DeepSeek (open-weights, MIT license)

The best open-weights model for agentic coding. Costs a third of Opus and comes close on most coding tasks. My go-to for high-volume pipelines.

On OpenCode, DeepSeek models process billions of tokens daily with a 97% cache hit rate — meaning the effective cost is even lower than the listed $0.08 per million tokens. I routes most of my batch coding workloads and cost-sensitive agent pipelines through V4-Pro. It falls behind Opus on long-context reliability past 500K tokens, where tool-use consistency starts to fade.
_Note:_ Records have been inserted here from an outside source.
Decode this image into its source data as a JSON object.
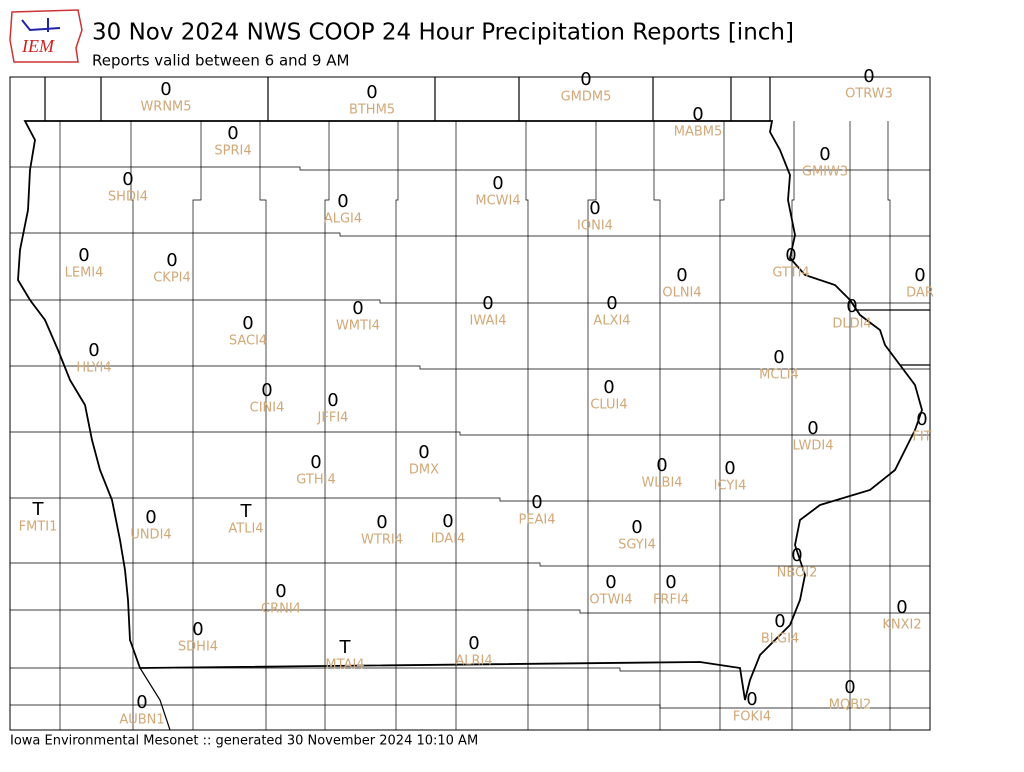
{
  "header": {
    "logo": "IEM",
    "title": "30 Nov 2024 NWS COOP 24 Hour Precipitation Reports [inch]",
    "subtitle": "Reports valid between 6 and 9 AM"
  },
  "stations": [
    {
      "id": "WRNM5",
      "value": 0
    },
    {
      "id": "BTHM5",
      "value": 0
    },
    {
      "id": "GMDM5",
      "value": 0
    },
    {
      "id": "OTRW3",
      "value": 0
    },
    {
      "id": "MABM5",
      "value": 0
    },
    {
      "id": "SPRI4",
      "value": 0
    },
    {
      "id": "GMIW3",
      "value": 0
    },
    {
      "id": "SHDI4",
      "value": 0
    },
    {
      "id": "MCWI4",
      "value": 0
    },
    {
      "id": "ALGI4",
      "value": 0
    },
    {
      "id": "IONI4",
      "value": 0
    },
    {
      "id": "LEMI4",
      "value": 0
    },
    {
      "id": "CKPI4",
      "value": 0
    },
    {
      "id": "GTTI4",
      "value": 0
    },
    {
      "id": "OLNI4",
      "value": 0
    },
    {
      "id": "DAR",
      "value": 0
    },
    {
      "id": "DLDI4",
      "value": 0
    },
    {
      "id": "IWAI4",
      "value": 0
    },
    {
      "id": "ALXI4",
      "value": 0
    },
    {
      "id": "WMTI4",
      "value": 0
    },
    {
      "id": "SACI4",
      "value": 0
    },
    {
      "id": "HLYI4",
      "value": 0
    },
    {
      "id": "MCLI4",
      "value": 0
    },
    {
      "id": "CLUI4",
      "value": 0
    },
    {
      "id": "CINI4",
      "value": 0
    },
    {
      "id": "JFFI4",
      "value": 0
    },
    {
      "id": "FIT",
      "value": 0
    },
    {
      "id": "LWDI4",
      "value": 0
    },
    {
      "id": "DMX",
      "value": 0
    },
    {
      "id": "GTHI4",
      "value": 0
    },
    {
      "id": "WLBI4",
      "value": 0
    },
    {
      "id": "ICYI4",
      "value": 0
    },
    {
      "id": "PEAI4",
      "value": 0
    },
    {
      "id": "FMTI1",
      "value": "T"
    },
    {
      "id": "ATLI4",
      "value": "T"
    },
    {
      "id": "UNDI4",
      "value": 0
    },
    {
      "id": "IDAI4",
      "value": 0
    },
    {
      "id": "WTRI4",
      "value": 0
    },
    {
      "id": "SGYI4",
      "value": 0
    },
    {
      "id": "NBOI2",
      "value": 0
    },
    {
      "id": "OTWI4",
      "value": 0
    },
    {
      "id": "FRFI4",
      "value": 0
    },
    {
      "id": "CRNI4",
      "value": 0
    },
    {
      "id": "KNXI2",
      "value": 0
    },
    {
      "id": "BLGI4",
      "value": 0
    },
    {
      "id": "SDHI4",
      "value": 0
    },
    {
      "id": "MTAI4",
      "value": "T"
    },
    {
      "id": "ALRI4",
      "value": 0
    },
    {
      "id": "MQBI2",
      "value": 0
    },
    {
      "id": "AUBN1",
      "value": 0
    },
    {
      "id": "FOKI4",
      "value": 0
    }
  ],
  "footer": "Iowa Environmental Mesonet :: generated 30 November 2024 10:10 AM"
}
For anything under 500K and anything where cost per call matters, V4-Pro is the pick.

GPT-5.5

OpenAI

Best for Codex CLI and terminal-heavy workflows. I keep it around for creative tasks where Claude is too literal.

GPT-5.5 leads Terminal-Bench 2.1 at 82.7%, and its Codex CLI integration gives it a clear advantage for scaffolding, shell scripts, and DevOps automation. On LMArena, it scores competitively on creative writing and brainstorming tasks. But on pure agent-loop reliability past 200K tokens, it trails both Claude models significantly. I use GPT-5.5 when the task is terminal-first or style-sensitive. For structured agent work, I reach for Opus first.

Embeddings

What I use to embed documents for retrieval-augmented agents and semantic search.

	#1 voyage-3	#2 text-embedding-3-large
Provider	Voyage AI	OpenAI
Best for	English and code retrieval. RAG pipelines	Safe default. Azure/OpenAI stacks
Cost per M tokens	₹5 ($0.06)	₹11 ($0.13)

voyage-3

Voyage AI

I switched to voyage-3 after running my own retrieval benchmarks and haven't looked back. It beats OpenAI on code and technical docs at half the price.

text-embedding-3-large

OpenAI

Use this when the client has an Azure OpenAI contract and Voyage is not approved. It works everywhere and is well-documented.

Vision

For agents that take screenshots, read diagrams, or need vision understanding.

Claude Opus 4.8 vision

Anthropic

The only vision model I ship with. It handles complex diagrams, dense UI screenshots, and architectural drawings reliably.

Quick reference

Not sure which to pick? Start here.

Your priority	Pick	Why
Maximum capability, no budget constraint	#1 Opus 4.8	Best tool-use reliability, long-context, and agent-loop stability I have shipped with
Best value, high volume	#2 DeepSeek V4-Pro	Third the cost, close on benchmarks, open weights, 97% cache hit rate
Codex CLI / shell-heavy workflow	#3 GPT-5.5	Best Terminal-Bench score and Codex CLI integration
RAG / document retrieval	voyage-3	Best retrieval quality per dollar for English and code
Vision / UI parsing	Opus 4.8 vision	Only vision model I ship with

What I don't pick

Categories I deliberately don't rank. Picking a model I don't ship with would be guessing.

Image generation (FLUX, DALL-E, Midjourney). I don't ship image-generation agents. See the LMArena leaderboard.
Video generation (Sora, Veo, Runway). Not my use case.
Audio / speech (Whisper, ElevenLabs). Whisper dominates its category. Ranking alternatives would be theatre.
Other open-weights models (Qwen, Kimi, GLM, Xiaomi). I use DeepSeek V4-Pro daily. The rest are covered in the open-source landscape post.

Where this data comes from

OpenCode production data — real token usage, session costs, and cache ratios across hundreds of thousands of agent sessions. The cache ratio numbers and session costs are from here.
LMArena — community preference rankings for chat quality across text, code, and vision. Cross-reference for general capability.